Lightweight shuttle vehicles as well as storing and retrieving lifters can be handled in accordance with operations priority and urgency. For retrieving operations, an urgent load comprised of a load of high-priority storage is given preferential treatment over low-priority loads. Similarly, if storage operations have a higher priority, then retrieving operations, storing using lightweight shuttle vehicles will have priority over retrievals; otherwise, the operations alternate between retrieval and storage operations cyclically.
In general, there are two picking methods in terms of schematic operation flows: the relay picking method and the parallel picking and palletizing method. There are not any arranging and sorting operations for processing the associated orders in the relay picking method. Hence, the relay picking method is considered to be more suitable for fast-moving products in BtoC-EC logistics environment. In this study, the SVM-AS/RSs adopt the relay picking method to perform storage and sorting functions before any required shipping, picking, assorting, palletizing, or merging operations.
Storage Locations Allocation Rules for Incoming and Outgoing Loads
To meet fast AS/RS service expectations based on time units of hours and seconds, storage-location allocation rules based on inbound and outbound frequency rates become an interesting challenge to resolve in logistics operations of e-commerce business. Two general storage-location allocation rules are considered in order to smooth AS/RS operations and to support fast and efficient operations of the SVM- AS/RSs.
The first rule is called the “Priority Allocation Rule” shown in Figure 3. In the event outgoing operations are concentrated around a certain time, the storage locations close to the layer conveyors are allocated and prioritized for the incoming loads to minimize the operation time of outgoing operations. Otherwise, storage locations are randomly assigned from the available locations among the various levels; this rule is called the “Random Allocation Rule Based on Level Balance.”
Procedures
Computer simulation is a method that can be used to describe, analyze, and predict the performance of a complex system without limiting assumptions. The objective of this study is to propose procedures that take the relationships of the storage locations and load sequences into consideration. As shown in Figure 4, the procedures to validate and improve the AS/RS operations of SVM-AS/RSs are detailed as follows:
[Step 1] Collect and input the layout information including the number of levels, bays and banks, as described in Section 4.2.
[Step 2] Select assignment methods for the schedules of lightweight shuttle vehicles. [Step 3] Select or modify a storage-location allocation rule in the simulation model.
[Step 4] Perform a simulation model to observe the AS/RS operations of the SVM-AS/RSs. [Step 5] Obtain simulation results for simulation experiments.

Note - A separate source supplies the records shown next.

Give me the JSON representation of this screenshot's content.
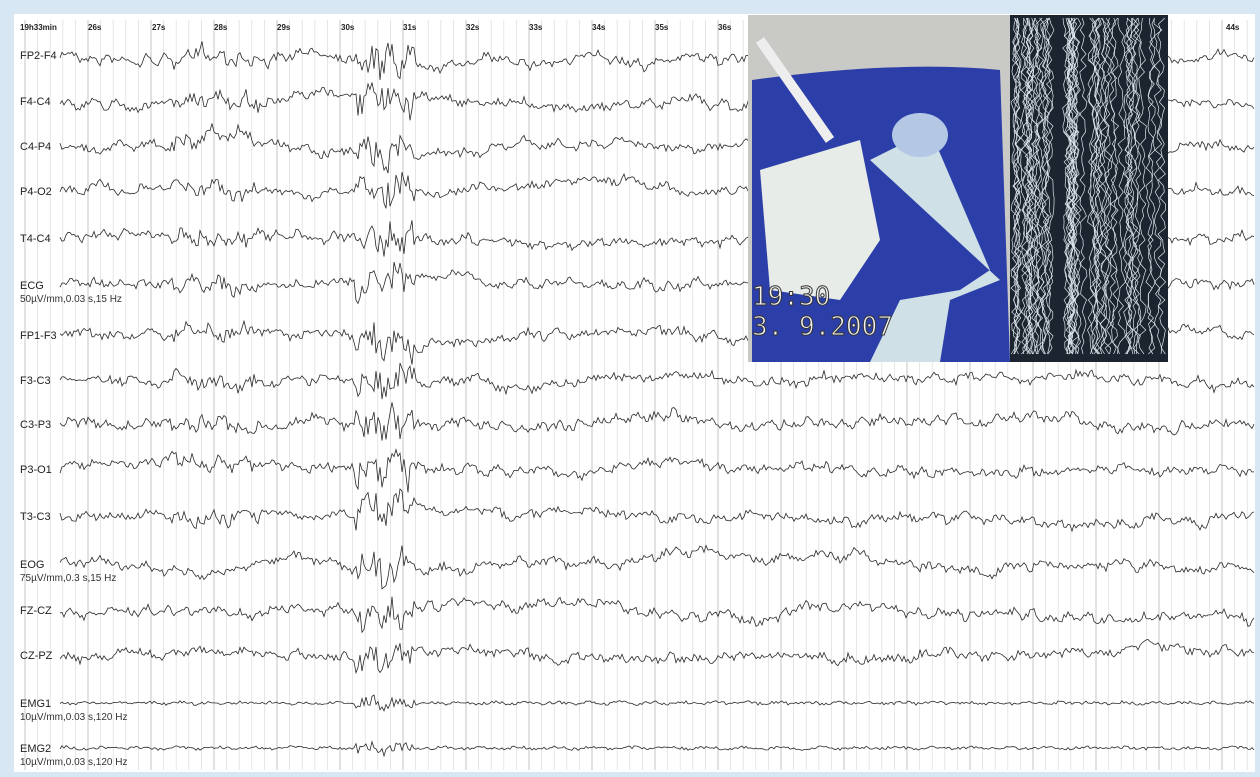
{
  "time_axis": {
    "start": "19h33min",
    "seconds": [
      "26s",
      "27s",
      "28s",
      "29s",
      "30s",
      "31s",
      "32s",
      "33s",
      "34s",
      "35s",
      "36s",
      "44s"
    ]
  },
  "channels": [
    {
      "label": "FP2-F4"
    },
    {
      "label": "F4-C4"
    },
    {
      "label": "C4-P4"
    },
    {
      "label": "P4-O2"
    },
    {
      "label": "T4-C4"
    },
    {
      "label": "ECG",
      "settings": "50µV/mm,0.03 s,15 Hz"
    },
    {
      "label": "FP1-F3"
    },
    {
      "label": "F3-C3"
    },
    {
      "label": "C3-P3"
    },
    {
      "label": "P3-O1"
    },
    {
      "label": "T3-C3"
    },
    {
      "label": "EOG",
      "settings": "75µV/mm,0.3 s,15 Hz"
    },
    {
      "label": "FZ-CZ"
    },
    {
      "label": "CZ-PZ"
    },
    {
      "label": "EMG1",
      "settings": "10µV/mm,0.03 s,120 Hz"
    },
    {
      "label": "EMG2",
      "settings": "10µV/mm,0.03 s,120 Hz"
    }
  ],
  "video": {
    "time": "19:30",
    "date": "3. 9.2007"
  }
}
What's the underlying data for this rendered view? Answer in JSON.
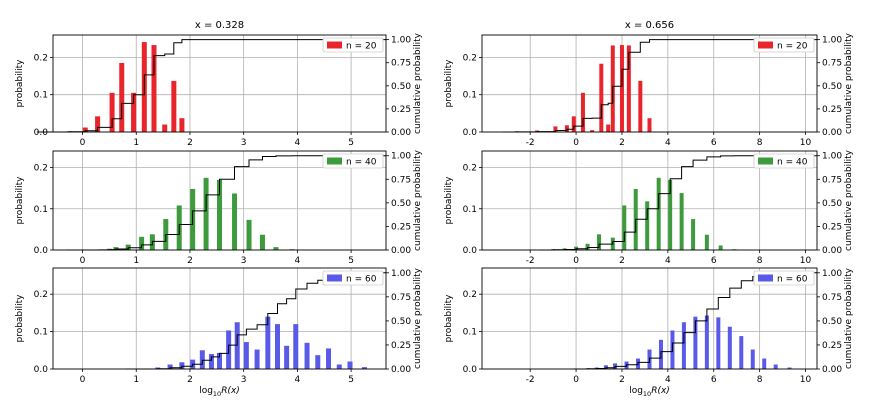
{
  "figure": {
    "y_label": "probability",
    "y2_label": "cumulative probability",
    "x_label_base": "log",
    "x_label_sub": "10",
    "x_label_rest": "R(x)",
    "colors": {
      "red": "#e8252b",
      "green": "#3d9a3d",
      "blue": "#5a5ae8",
      "line": "#000000",
      "grid": "#b0b0b0"
    }
  },
  "chart_data": [
    {
      "type": "bar",
      "column_title": "x = 0.328",
      "legend": "n = 20",
      "color": "#e8252b",
      "xlim": [
        -0.55,
        5.65
      ],
      "ylim": [
        0,
        0.26
      ],
      "y2lim": [
        0,
        1.05
      ],
      "xticks": [
        0,
        1,
        2,
        3,
        4,
        5
      ],
      "yticks": [
        0.0,
        0.1,
        0.2
      ],
      "y2ticks": [
        0.0,
        0.25,
        0.5,
        0.75,
        1.0
      ],
      "ytick_labels": [
        "0.0",
        "0.1",
        "0.2"
      ],
      "y2tick_labels": [
        "0.00",
        "0.25",
        "0.50",
        "0.75",
        "1.00"
      ],
      "show_xlabel": false,
      "x": [
        -0.25,
        0.05,
        0.28,
        0.55,
        0.73,
        0.95,
        1.15,
        1.33,
        1.53,
        1.7,
        1.85
      ],
      "values": [
        0.002,
        0.012,
        0.042,
        0.105,
        0.185,
        0.105,
        0.241,
        0.233,
        0.02,
        0.137,
        0.037
      ]
    },
    {
      "type": "bar",
      "column_title": "x = 0.656",
      "legend": "n = 20",
      "color": "#e8252b",
      "xlim": [
        -4.1,
        10.5
      ],
      "ylim": [
        0,
        0.26
      ],
      "y2lim": [
        0,
        1.05
      ],
      "xticks": [
        -2,
        0,
        2,
        4,
        6,
        8,
        10
      ],
      "yticks": [
        0.0,
        0.1,
        0.2
      ],
      "y2ticks": [
        0.0,
        0.25,
        0.5,
        0.75,
        1.0
      ],
      "ytick_labels": [
        "0.0",
        "0.1",
        "0.2"
      ],
      "y2tick_labels": [
        "0.00",
        "0.25",
        "0.50",
        "0.75",
        "1.00"
      ],
      "show_xlabel": false,
      "x": [
        -2.6,
        -1.7,
        -0.9,
        -0.4,
        -0.1,
        0.3,
        0.7,
        1.1,
        1.4,
        1.6,
        2.0,
        2.3,
        2.8,
        3.2
      ],
      "values": [
        0.002,
        0.004,
        0.015,
        0.018,
        0.042,
        0.105,
        0.005,
        0.183,
        0.02,
        0.232,
        0.233,
        0.232,
        0.137,
        0.037
      ]
    },
    {
      "type": "bar",
      "column_title": "",
      "legend": "n = 40",
      "color": "#3d9a3d",
      "xlim": [
        -0.55,
        5.65
      ],
      "ylim": [
        0,
        0.24
      ],
      "y2lim": [
        0,
        1.05
      ],
      "xticks": [
        0,
        1,
        2,
        3,
        4,
        5
      ],
      "yticks": [
        0.0,
        0.1,
        0.2
      ],
      "y2ticks": [
        0.0,
        0.25,
        0.5,
        0.75,
        1.0
      ],
      "ytick_labels": [
        "0.0",
        "0.1",
        "0.2"
      ],
      "y2tick_labels": [
        "0.00",
        "0.25",
        "0.50",
        "0.75",
        "1.00"
      ],
      "show_xlabel": false,
      "x": [
        0.3,
        0.5,
        0.62,
        0.85,
        1.1,
        1.3,
        1.55,
        1.8,
        2.05,
        2.3,
        2.55,
        2.83,
        3.1,
        3.35,
        3.6,
        3.9
      ],
      "values": [
        0.001,
        0.003,
        0.007,
        0.013,
        0.032,
        0.038,
        0.075,
        0.108,
        0.148,
        0.175,
        0.17,
        0.137,
        0.073,
        0.037,
        0.007,
        0.002
      ]
    },
    {
      "type": "bar",
      "column_title": "",
      "legend": "n = 40",
      "color": "#3d9a3d",
      "xlim": [
        -4.1,
        10.5
      ],
      "ylim": [
        0,
        0.24
      ],
      "y2lim": [
        0,
        1.05
      ],
      "xticks": [
        -2,
        0,
        2,
        4,
        6,
        8,
        10
      ],
      "yticks": [
        0.0,
        0.1,
        0.2
      ],
      "y2ticks": [
        0.0,
        0.25,
        0.5,
        0.75,
        1.0
      ],
      "ytick_labels": [
        "0.0",
        "0.1",
        "0.2"
      ],
      "y2tick_labels": [
        "0.00",
        "0.25",
        "0.50",
        "0.75",
        "1.00"
      ],
      "show_xlabel": false,
      "x": [
        -1.0,
        -0.5,
        0.0,
        0.5,
        1.0,
        1.6,
        2.1,
        2.6,
        3.1,
        3.6,
        4.1,
        4.6,
        5.1,
        5.7,
        6.3,
        6.9
      ],
      "values": [
        0.002,
        0.004,
        0.008,
        0.015,
        0.038,
        0.03,
        0.108,
        0.148,
        0.118,
        0.175,
        0.17,
        0.138,
        0.075,
        0.037,
        0.011,
        0.002
      ]
    },
    {
      "type": "bar",
      "column_title": "",
      "legend": "n = 60",
      "color": "#5a5ae8",
      "xlim": [
        -0.55,
        5.65
      ],
      "ylim": [
        0,
        0.27
      ],
      "y2lim": [
        0,
        1.05
      ],
      "xticks": [
        0,
        1,
        2,
        3,
        4,
        5
      ],
      "yticks": [
        0.0,
        0.1,
        0.2
      ],
      "y2ticks": [
        0.0,
        0.25,
        0.5,
        0.75,
        1.0
      ],
      "ytick_labels": [
        "0.0",
        "0.1",
        "0.2"
      ],
      "y2tick_labels": [
        "0.00",
        "0.25",
        "0.50",
        "0.75",
        "1.00"
      ],
      "show_xlabel": true,
      "x": [
        1.4,
        1.63,
        1.85,
        2.05,
        2.23,
        2.4,
        2.55,
        2.72,
        2.88,
        3.05,
        3.25,
        3.45,
        3.63,
        3.8,
        3.97,
        4.18,
        4.38,
        4.58,
        4.78,
        4.98,
        5.25
      ],
      "values": [
        0.004,
        0.012,
        0.018,
        0.025,
        0.05,
        0.04,
        0.043,
        0.103,
        0.125,
        0.072,
        0.052,
        0.14,
        0.12,
        0.062,
        0.12,
        0.07,
        0.037,
        0.055,
        0.012,
        0.02,
        0.005
      ]
    },
    {
      "type": "bar",
      "column_title": "",
      "legend": "n = 60",
      "color": "#5a5ae8",
      "xlim": [
        -4.1,
        10.5
      ],
      "ylim": [
        0,
        0.27
      ],
      "y2lim": [
        0,
        1.05
      ],
      "xticks": [
        -2,
        0,
        2,
        4,
        6,
        8,
        10
      ],
      "yticks": [
        0.0,
        0.1,
        0.2
      ],
      "y2ticks": [
        0.0,
        0.25,
        0.5,
        0.75,
        1.0
      ],
      "ytick_labels": [
        "0.0",
        "0.1",
        "0.2"
      ],
      "y2tick_labels": [
        "0.00",
        "0.25",
        "0.50",
        "0.75",
        "1.00"
      ],
      "show_xlabel": true,
      "x": [
        0.5,
        0.9,
        1.3,
        1.7,
        2.2,
        2.7,
        3.2,
        3.7,
        4.2,
        4.7,
        5.2,
        5.7,
        6.2,
        6.7,
        7.2,
        7.7,
        8.2,
        8.7,
        9.3
      ],
      "values": [
        0.002,
        0.004,
        0.01,
        0.015,
        0.02,
        0.028,
        0.052,
        0.078,
        0.103,
        0.125,
        0.14,
        0.143,
        0.138,
        0.113,
        0.088,
        0.052,
        0.028,
        0.012,
        0.004
      ]
    }
  ]
}
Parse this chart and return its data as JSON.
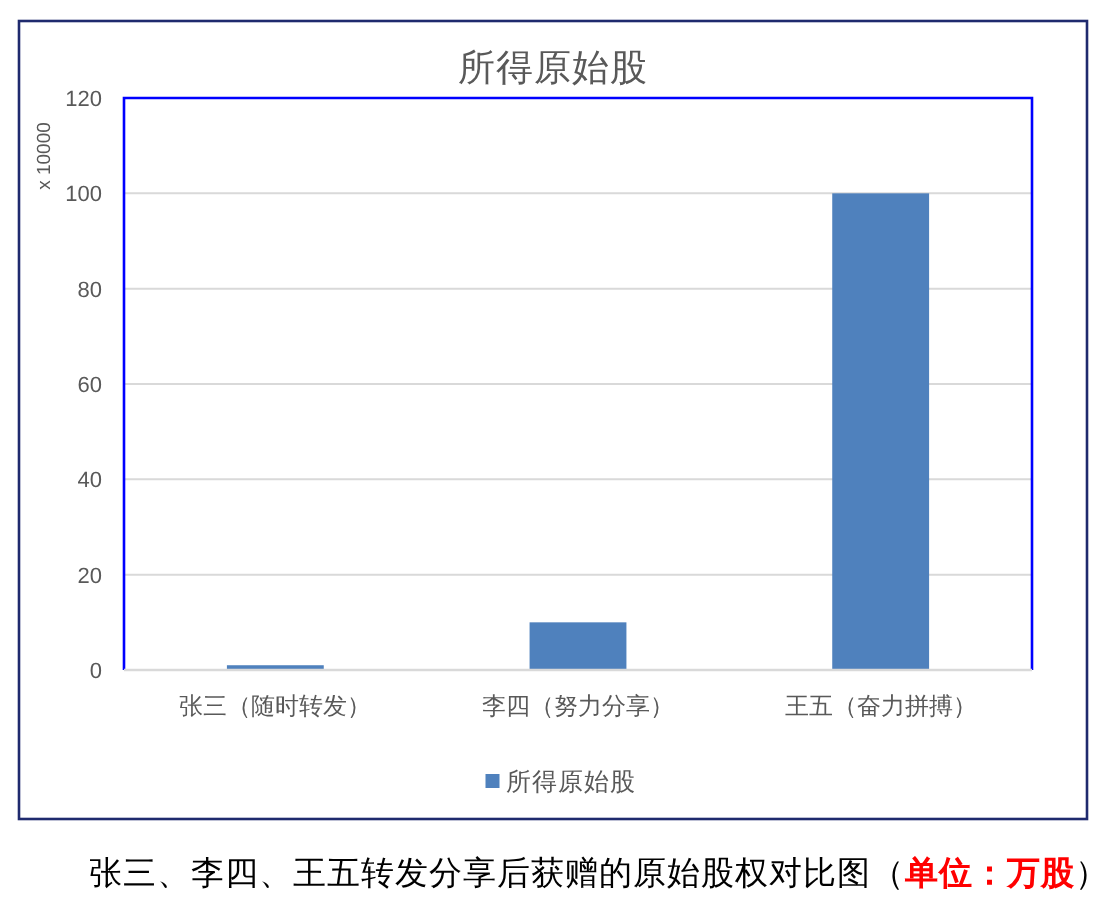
{
  "chart_data": {
    "type": "bar",
    "title": "所得原始股",
    "ylabel": "x 10000",
    "categories": [
      "张三（随时转发）",
      "李四（努力分享）",
      "王五（奋力拼搏）"
    ],
    "series": [
      {
        "name": "所得原始股",
        "color": "#4f81bd",
        "values": [
          1,
          10,
          100
        ]
      }
    ],
    "ylim": [
      0,
      120
    ],
    "yticks": [
      0,
      20,
      40,
      60,
      80,
      100,
      120
    ],
    "grid": "y",
    "legend": "bottom",
    "annotations": [
      "张三、李四、王五转发分享后获赠的原始股权对比图（**单位：万股**）"
    ]
  }
}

[Step 6] If the result of KPIs from the simulation analysis is acceptable, terminate the procedure.
Otherwise, return to Step 1, 2 or 3 and adjust the data and parameters required for Step 4.
It is emphasized that the procedures proposed in this study can help logistics managers understand and validate AS/RS operations in a dynamic BtoC-EC environment, thereby confirming and improving the effectiveness of AS/RS operations that involve mini-loads under different layouts.